Statistical analysis
The overall sample, and each of the national subsamples, were described with frequencies and percentages for categorical variables and means and standard deviations for continuous variables. Overall differences in proportions between groups were analyzed with the Chi-Square test. Differences in worry, loneliness and mental health between those with and without infection were analyzed with independent t-tests for the whole sample and for each of the four countries. A series of linear regression analysis was used to assess associations between sociodemographic variables and a range of outcomes: worry for oneself, worry for family members, worry about the future, emotional loneliness, social loneliness, and mental health.
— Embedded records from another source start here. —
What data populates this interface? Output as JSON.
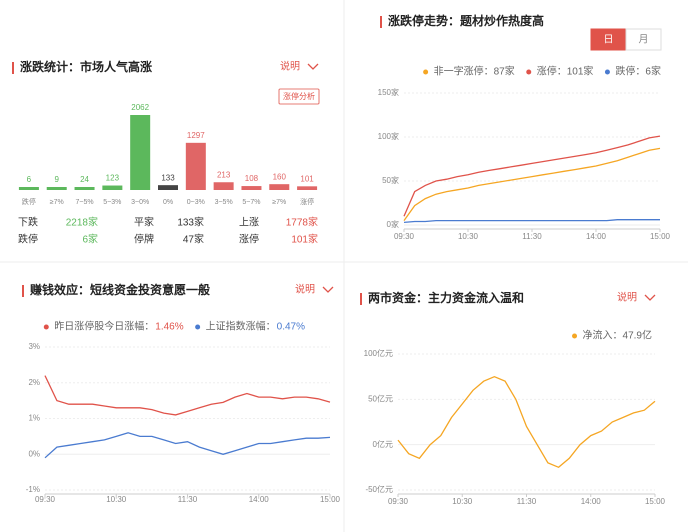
{
  "chart_data": [
    {
      "type": "bar",
      "title": "涨跌统计：市场人气高涨",
      "note": "说明",
      "button": "涨停分析",
      "categories": [
        "跌停",
        "≥7%",
        "7~5%",
        "5~3%",
        "3~0%",
        "0%",
        "0~3%",
        "3~5%",
        "5~7%",
        "≥7%",
        "涨停"
      ],
      "values": [
        6,
        9,
        24,
        123,
        2062,
        133,
        1297,
        213,
        108,
        160,
        101
      ],
      "colors": [
        "#5cb85c",
        "#5cb85c",
        "#5cb85c",
        "#5cb85c",
        "#5cb85c",
        "#444444",
        "#e06666",
        "#e06666",
        "#e06666",
        "#e06666",
        "#e06666"
      ],
      "stats": [
        [
          "下跌",
          "2218家",
          "平家",
          "133家",
          "上涨",
          "1778家"
        ],
        [
          "跌停",
          "6家",
          "停牌",
          "47家",
          "涨停",
          "101家"
        ]
      ],
      "stats_colors": [
        "#5cb85c",
        "#333333",
        "#e0534a"
      ]
    },
    {
      "type": "line",
      "title": "涨跌停走势：题材炒作热度高",
      "toggle": [
        "日",
        "月"
      ],
      "x": [
        "09:30",
        "09:40",
        "09:50",
        "10:00",
        "10:10",
        "10:20",
        "10:30",
        "10:40",
        "10:50",
        "11:00",
        "11:10",
        "11:20",
        "11:30",
        "13:10",
        "13:20",
        "13:30",
        "13:40",
        "13:50",
        "14:00",
        "14:10",
        "14:20",
        "14:30",
        "14:40",
        "14:50",
        "15:00"
      ],
      "xticks": [
        "09:30",
        "10:30",
        "11:30",
        "14:00",
        "15:00"
      ],
      "ylim": [
        0,
        150
      ],
      "yticks": [
        {
          "value": 0,
          "label": "0家"
        },
        {
          "value": 50,
          "label": "50家"
        },
        {
          "value": 100,
          "label": "100家"
        },
        {
          "value": 150,
          "label": "150家"
        }
      ],
      "series": [
        {
          "name": "非一字涨停：87家",
          "color": "#f5a623",
          "values": [
            5,
            22,
            30,
            35,
            38,
            40,
            42,
            45,
            47,
            49,
            51,
            53,
            55,
            57,
            59,
            61,
            63,
            65,
            67,
            70,
            73,
            77,
            81,
            85,
            87
          ]
        },
        {
          "name": "涨停：101家",
          "color": "#e0534a",
          "values": [
            10,
            38,
            45,
            50,
            52,
            55,
            57,
            60,
            62,
            64,
            66,
            68,
            70,
            72,
            74,
            76,
            78,
            80,
            82,
            85,
            88,
            91,
            95,
            99,
            101
          ]
        },
        {
          "name": "跌停：6家",
          "color": "#4a7bd0",
          "values": [
            3,
            4,
            4,
            5,
            5,
            5,
            5,
            5,
            5,
            5,
            5,
            5,
            5,
            5,
            5,
            5,
            5,
            5,
            5,
            5,
            6,
            6,
            6,
            6,
            6
          ]
        }
      ]
    },
    {
      "type": "line",
      "title": "赚钱效应：短线资金投资意愿一般",
      "note": "说明",
      "x": [
        "09:30",
        "09:40",
        "09:50",
        "10:00",
        "10:10",
        "10:20",
        "10:30",
        "10:40",
        "10:50",
        "11:00",
        "11:10",
        "11:20",
        "11:30",
        "13:10",
        "13:20",
        "13:30",
        "13:40",
        "13:50",
        "14:00",
        "14:10",
        "14:20",
        "14:30",
        "14:40",
        "14:50",
        "15:00"
      ],
      "xticks": [
        "09:30",
        "10:30",
        "11:30",
        "14:00",
        "15:00"
      ],
      "ylim": [
        -1,
        3
      ],
      "yticks": [
        {
          "value": -1,
          "label": "-1%"
        },
        {
          "value": 0,
          "label": "0%"
        },
        {
          "value": 1,
          "label": "1%"
        },
        {
          "value": 2,
          "label": "2%"
        },
        {
          "value": 3,
          "label": "3%"
        }
      ],
      "series": [
        {
          "name": "昨日涨停股今日涨幅：",
          "legend_value": "1.46%",
          "color": "#e0534a",
          "values": [
            2.2,
            1.5,
            1.4,
            1.4,
            1.4,
            1.35,
            1.3,
            1.3,
            1.3,
            1.25,
            1.15,
            1.1,
            1.2,
            1.3,
            1.4,
            1.45,
            1.6,
            1.7,
            1.6,
            1.6,
            1.55,
            1.6,
            1.6,
            1.55,
            1.46
          ]
        },
        {
          "name": "上证指数涨幅：",
          "legend_value": "0.47%",
          "color": "#4a7bd0",
          "values": [
            -0.1,
            0.2,
            0.25,
            0.3,
            0.35,
            0.4,
            0.5,
            0.6,
            0.5,
            0.5,
            0.4,
            0.3,
            0.35,
            0.2,
            0.1,
            0.0,
            0.1,
            0.2,
            0.3,
            0.3,
            0.35,
            0.4,
            0.45,
            0.45,
            0.47
          ]
        }
      ]
    },
    {
      "type": "line",
      "title": "两市资金：主力资金流入温和",
      "note": "说明",
      "x": [
        "09:30",
        "09:40",
        "09:50",
        "10:00",
        "10:10",
        "10:20",
        "10:30",
        "10:40",
        "10:50",
        "11:00",
        "11:10",
        "11:20",
        "11:30",
        "13:10",
        "13:20",
        "13:30",
        "13:40",
        "13:50",
        "14:00",
        "14:10",
        "14:20",
        "14:30",
        "14:40",
        "14:50",
        "15:00"
      ],
      "xticks": [
        "09:30",
        "10:30",
        "11:30",
        "14:00",
        "15:00"
      ],
      "ylim": [
        -50,
        100
      ],
      "yticks": [
        {
          "value": -50,
          "label": "-50亿元"
        },
        {
          "value": 0,
          "label": "0亿元"
        },
        {
          "value": 50,
          "label": "50亿元"
        },
        {
          "value": 100,
          "label": "100亿元"
        }
      ],
      "series": [
        {
          "name": "净流入：47.9亿",
          "color": "#f5a623",
          "values": [
            5,
            -10,
            -15,
            0,
            10,
            30,
            45,
            60,
            70,
            75,
            70,
            50,
            20,
            0,
            -20,
            -25,
            -15,
            0,
            10,
            15,
            25,
            30,
            35,
            38,
            47.9
          ]
        }
      ]
    }
  ]
}
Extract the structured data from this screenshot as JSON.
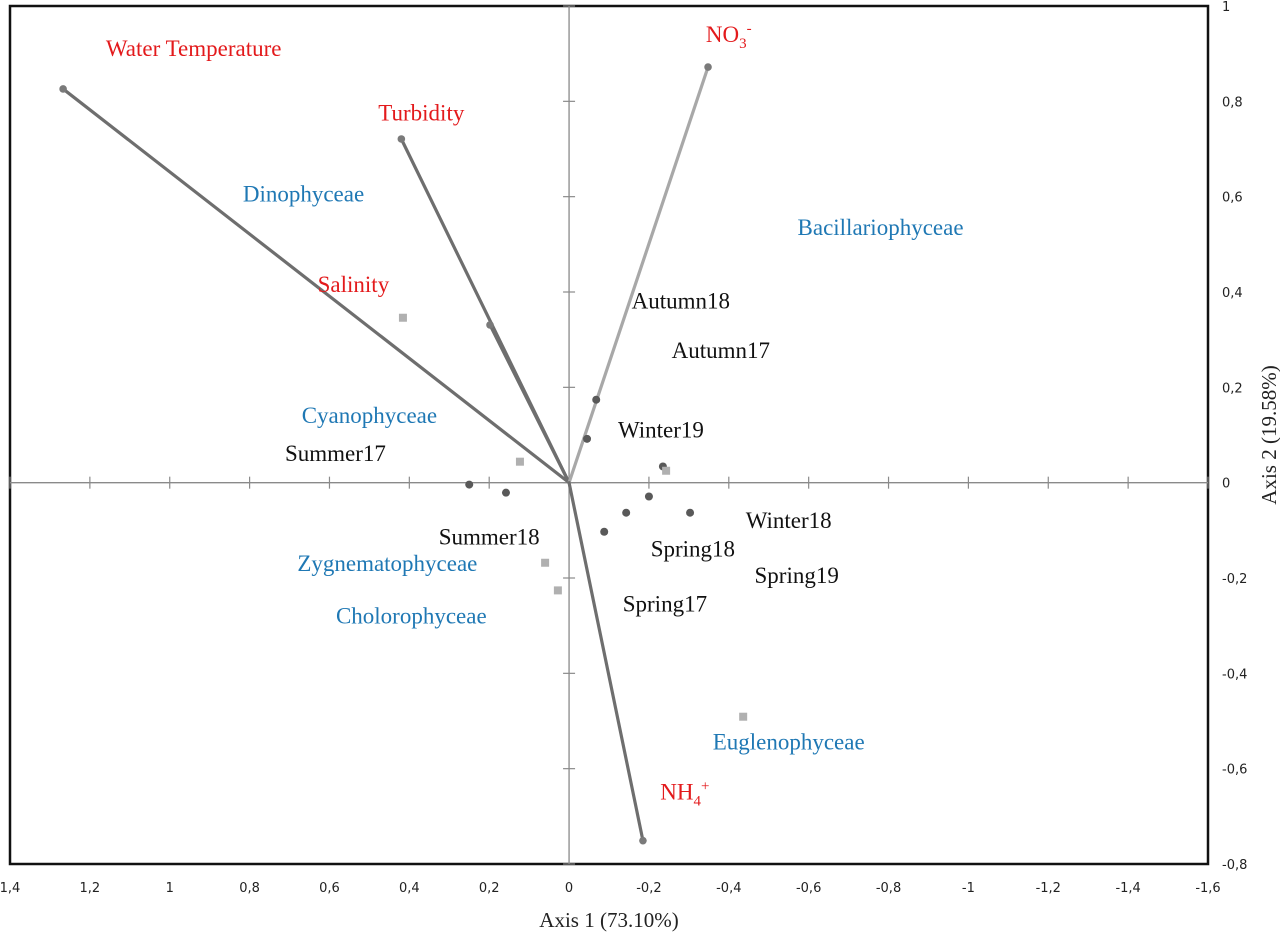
{
  "chart_data": {
    "type": "scatter",
    "subtype": "biplot",
    "title": "",
    "xlabel": "Axis 1 (73.10%)",
    "ylabel": "Axis 2 (19.58%)",
    "xlim": [
      1.4,
      -1.6
    ],
    "ylim": [
      -0.8,
      1.0
    ],
    "x_reversed": true,
    "x_ticks": [
      1.4,
      1.2,
      1.0,
      0.8,
      0.6,
      0.4,
      0.2,
      0,
      -0.2,
      -0.4,
      -0.6,
      -0.8,
      -1.0,
      -1.2,
      -1.4,
      -1.6
    ],
    "x_tick_labels": [
      "1,4",
      "1,2",
      "1",
      "0,8",
      "0,6",
      "0,4",
      "0,2",
      "0",
      "-0,2",
      "-0,4",
      "-0,6",
      "-0,8",
      "-1",
      "-1,2",
      "-1,4",
      "-1,6"
    ],
    "y_ticks": [
      1.0,
      0.8,
      0.6,
      0.4,
      0.2,
      0,
      -0.2,
      -0.4,
      -0.6,
      -0.8
    ],
    "y_tick_labels": [
      "1",
      "0,8",
      "0,6",
      "0,4",
      "0,2",
      "0",
      "-0,2",
      "-0,4",
      "-0,6",
      "-0,8"
    ],
    "y_axis_side": "right",
    "grid": false,
    "colors": {
      "environment": "#e31a1c",
      "species": "#1f78b4",
      "site": "#111111",
      "vector_dark": "#6e6e6e",
      "vector_light": "#a8a8a8",
      "site_marker": "#595959",
      "species_marker": "#b0b0b0"
    },
    "vectors": [
      {
        "name": "Water Temperature",
        "x": 1.267,
        "y": 0.826,
        "shade": "dark"
      },
      {
        "name": "Turbidity",
        "x": 0.42,
        "y": 0.721,
        "shade": "dark"
      },
      {
        "name": "Salinity",
        "x": 0.198,
        "y": 0.331,
        "shade": "dark"
      },
      {
        "name": "NO3-",
        "x": -0.348,
        "y": 0.872,
        "shade": "light"
      },
      {
        "name": "NH4+",
        "x": -0.185,
        "y": -0.751,
        "shade": "dark"
      }
    ],
    "site_points": [
      {
        "x": -0.068,
        "y": 0.174
      },
      {
        "x": -0.045,
        "y": 0.092
      },
      {
        "x": -0.235,
        "y": 0.034
      },
      {
        "x": 0.25,
        "y": -0.004
      },
      {
        "x": 0.158,
        "y": -0.021
      },
      {
        "x": -0.2,
        "y": -0.029
      },
      {
        "x": -0.143,
        "y": -0.063
      },
      {
        "x": -0.303,
        "y": -0.063
      },
      {
        "x": -0.088,
        "y": -0.103
      }
    ],
    "species_points": [
      {
        "x": 0.416,
        "y": 0.346
      },
      {
        "x": 0.123,
        "y": 0.044
      },
      {
        "x": -0.243,
        "y": 0.025
      },
      {
        "x": 0.06,
        "y": -0.168
      },
      {
        "x": 0.028,
        "y": -0.226
      },
      {
        "x": -0.436,
        "y": -0.491
      }
    ],
    "labels": [
      {
        "text": "Water Temperature",
        "kind": "environment",
        "x": 0.94,
        "y": 0.895
      },
      {
        "text": "Turbidity",
        "kind": "environment",
        "x": 0.37,
        "y": 0.76
      },
      {
        "text": "Salinity",
        "kind": "environment",
        "x": 0.54,
        "y": 0.4
      },
      {
        "text": "NO3",
        "sub": "3",
        "sup": "-",
        "kind": "environment",
        "x": -0.4,
        "y": 0.925
      },
      {
        "text": "NH4",
        "sub": "4",
        "sup": "+",
        "kind": "environment",
        "x": -0.29,
        "y": -0.665
      },
      {
        "text": "Dinophyceae",
        "kind": "species",
        "x": 0.665,
        "y": 0.59
      },
      {
        "text": "Bacillariophyceae",
        "kind": "species",
        "x": -0.78,
        "y": 0.52
      },
      {
        "text": "Cyanophyceae",
        "kind": "species",
        "x": 0.5,
        "y": 0.125
      },
      {
        "text": "Zygnematophyceae",
        "kind": "species",
        "x": 0.455,
        "y": -0.185
      },
      {
        "text": "Cholorophyceae",
        "kind": "species",
        "x": 0.395,
        "y": -0.295
      },
      {
        "text": "Euglenophyceae",
        "kind": "species",
        "x": -0.55,
        "y": -0.56
      },
      {
        "text": "Autumn18",
        "kind": "site",
        "x": -0.28,
        "y": 0.365
      },
      {
        "text": "Autumn17",
        "kind": "site",
        "x": -0.38,
        "y": 0.262
      },
      {
        "text": "Winter19",
        "kind": "site",
        "x": -0.23,
        "y": 0.095
      },
      {
        "text": "Summer17",
        "kind": "site",
        "x": 0.585,
        "y": 0.045
      },
      {
        "text": "Winter18",
        "kind": "site",
        "x": -0.55,
        "y": -0.095
      },
      {
        "text": "Summer18",
        "kind": "site",
        "x": 0.2,
        "y": -0.13
      },
      {
        "text": "Spring18",
        "kind": "site",
        "x": -0.31,
        "y": -0.155
      },
      {
        "text": "Spring19",
        "kind": "site",
        "x": -0.57,
        "y": -0.21
      },
      {
        "text": "Spring17",
        "kind": "site",
        "x": -0.24,
        "y": -0.27
      }
    ]
  }
}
In each of the regression analyses, included independent variables were age group, gender, education level, employment and living with spouse or partner. Statistical significance was set at p < 0.05. Missing values were managed with casewise deletion, resulting in n varying between analyses.
Ethics
The data in this cross-sectional cross-national study were collected anonymously. The study was quality assured and approved by Oslo Metropolitan University and by the Regional committee for medical and health research ethics (REK; project reference 132066) in Norway. In the USA, it was reviewed by the University of Michigan Institutional Review Board for Health Sciences and Behavioral Sciences (IRB HSBS) and designated as exempt (HUM00180296). Similarly, it was reviewed by the University Health Research Ethics (HSR1920-080) in the UK and the University of Queensland Human Research Ethics Office (HSR1920-080; 2020000956) in Australia.